There’s also a long history to overcome. Evans notes that the animal welfare movement dates back more than a century. For instance, the American Society for the Prevention of Cruelty to Animals, one of the field’s largest players and funders, was founded in 1866, the year after the Emancipation Proclamation. 

“To ask folks within an eight-month period to completely undo all that is completely impossible,” Evans said. “This is a generational shift.”

He argues that what worked during COVID may be instructive, but it might not work as well moving forward. Scaling may require a different approach than those effective during an emergency.
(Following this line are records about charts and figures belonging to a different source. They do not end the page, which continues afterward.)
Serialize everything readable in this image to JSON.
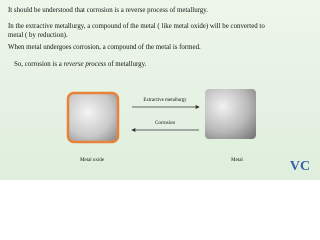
{
  "slide": {
    "lines": [
      "It should be understood that corrosion is a reverse process of metallurgy.",
      "In the extractive metallurgy, a compound of the metal ( like metal oxide) will be converted to",
      "metal ( by reduction).",
      "When metal undergoes corrosion, a  compound of the  metal is formed."
    ],
    "summary": {
      "before": "So, corrosion is a ",
      "emphasis": "reverse process ",
      "after": "of metallurgy."
    },
    "diagram": {
      "left_label": "Metal oxide",
      "right_label": "Metal",
      "top_arrow_label": "Extractive metallurgy",
      "bottom_arrow_label": "Corrosion"
    },
    "logo": "VC"
  }
}
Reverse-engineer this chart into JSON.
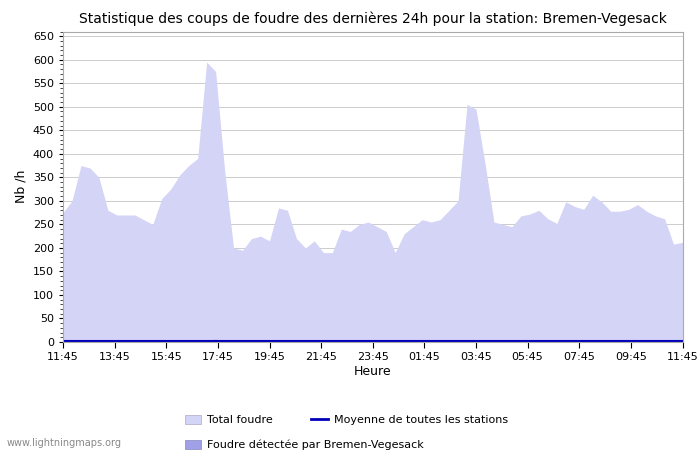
{
  "title": "Statistique des coups de foudre des dernières 24h pour la station: Bremen-Vegesack",
  "xlabel": "Heure",
  "ylabel": "Nb /h",
  "watermark": "www.lightningmaps.org",
  "legend_total": "Total foudre",
  "legend_moyenne": "Moyenne de toutes les stations",
  "legend_detected": "Foudre détectée par Bremen-Vegesack",
  "x_ticks": [
    "11:45",
    "13:45",
    "15:45",
    "17:45",
    "19:45",
    "21:45",
    "23:45",
    "01:45",
    "03:45",
    "05:45",
    "07:45",
    "09:45",
    "11:45"
  ],
  "ylim": [
    0,
    660
  ],
  "yticks": [
    0,
    50,
    100,
    150,
    200,
    250,
    300,
    350,
    400,
    450,
    500,
    550,
    600,
    650
  ],
  "bg_color": "#ffffff",
  "grid_color": "#cccccc",
  "fill_total_color": "#d4d4f7",
  "fill_detected_color": "#a0a0e8",
  "mean_line_color": "#0000bb",
  "total_foudre": [
    275,
    300,
    375,
    370,
    350,
    280,
    270,
    270,
    270,
    260,
    250,
    305,
    325,
    355,
    375,
    390,
    595,
    575,
    365,
    200,
    195,
    220,
    225,
    215,
    285,
    280,
    220,
    200,
    215,
    190,
    190,
    240,
    235,
    250,
    255,
    245,
    235,
    190,
    230,
    245,
    260,
    255,
    260,
    280,
    300,
    505,
    495,
    380,
    255,
    250,
    245,
    268,
    272,
    280,
    262,
    252,
    298,
    288,
    282,
    312,
    298,
    278,
    278,
    282,
    292,
    278,
    268,
    262,
    208,
    212
  ],
  "foudre_detected": [
    3,
    4,
    5,
    5,
    4,
    3,
    2,
    2,
    2,
    2,
    2,
    2,
    2,
    2,
    2,
    2,
    4,
    6,
    2,
    2,
    2,
    2,
    2,
    2,
    2,
    2,
    2,
    2,
    2,
    2,
    2,
    2,
    2,
    2,
    2,
    2,
    2,
    2,
    2,
    2,
    2,
    2,
    2,
    2,
    2,
    5,
    5,
    2,
    2,
    2,
    2,
    2,
    2,
    2,
    2,
    2,
    2,
    2,
    2,
    2,
    2,
    2,
    2,
    2,
    2,
    2,
    2,
    2,
    2,
    2
  ],
  "mean_line_values": [
    3,
    3,
    3,
    3,
    3,
    3,
    3,
    3,
    3,
    3,
    3,
    3,
    3,
    3,
    3,
    3,
    3,
    3,
    3,
    3,
    3,
    3,
    3,
    3,
    3,
    3,
    3,
    3,
    3,
    3,
    3,
    3,
    3,
    3,
    3,
    3,
    3,
    3,
    3,
    3,
    3,
    3,
    3,
    3,
    3,
    3,
    3,
    3,
    3,
    3,
    3,
    3,
    3,
    3,
    3,
    3,
    3,
    3,
    3,
    3,
    3,
    3,
    3,
    3,
    3,
    3,
    3,
    3,
    3,
    3
  ]
}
Particularly with regard to advancing equity, awareness should not be equated with expertise. He likens it to moving from a dark room into a bright one—and being temporarily blinded. 

“You realize that there’s more light in that other room. It doesn’t mean you can actually see,” he said. “I’ve been on the other side of that door my entire life. I’ve watched people open that door, get shell shocked, and close it back up again.”

“A generational error or deficiency takes a generation to correct,” he added. “We have to be careful about what we do because they can’t just be undone.”

Evans has a parallel vision for the future of animal welfare. The organization is launching a model called CARE centers, support networks of neighbors and animal welfare service providers rooted in the communities they serve. His organization has laid the groundwork for an initial site in Atlanta—making connections with local providers, finding funding for a mobile clinic. While some might view it as a competing effort, Evans sees HASS as operating at the “15,000-foot level,” with CARE centers potentially serving as one of their connections to individual communities on the ground. 

Still less than a year old, the effort has both accomplished a great deal and has a long way to go. Whatever comes next, it seems clear that on all sides, there’s a great deal of passion to continue the journey.

“It hasn’t lost momentum,” Knepp said. “You know how you see a project start and there’s a lot of momentum and then it slows? We haven’t slowed down at all.”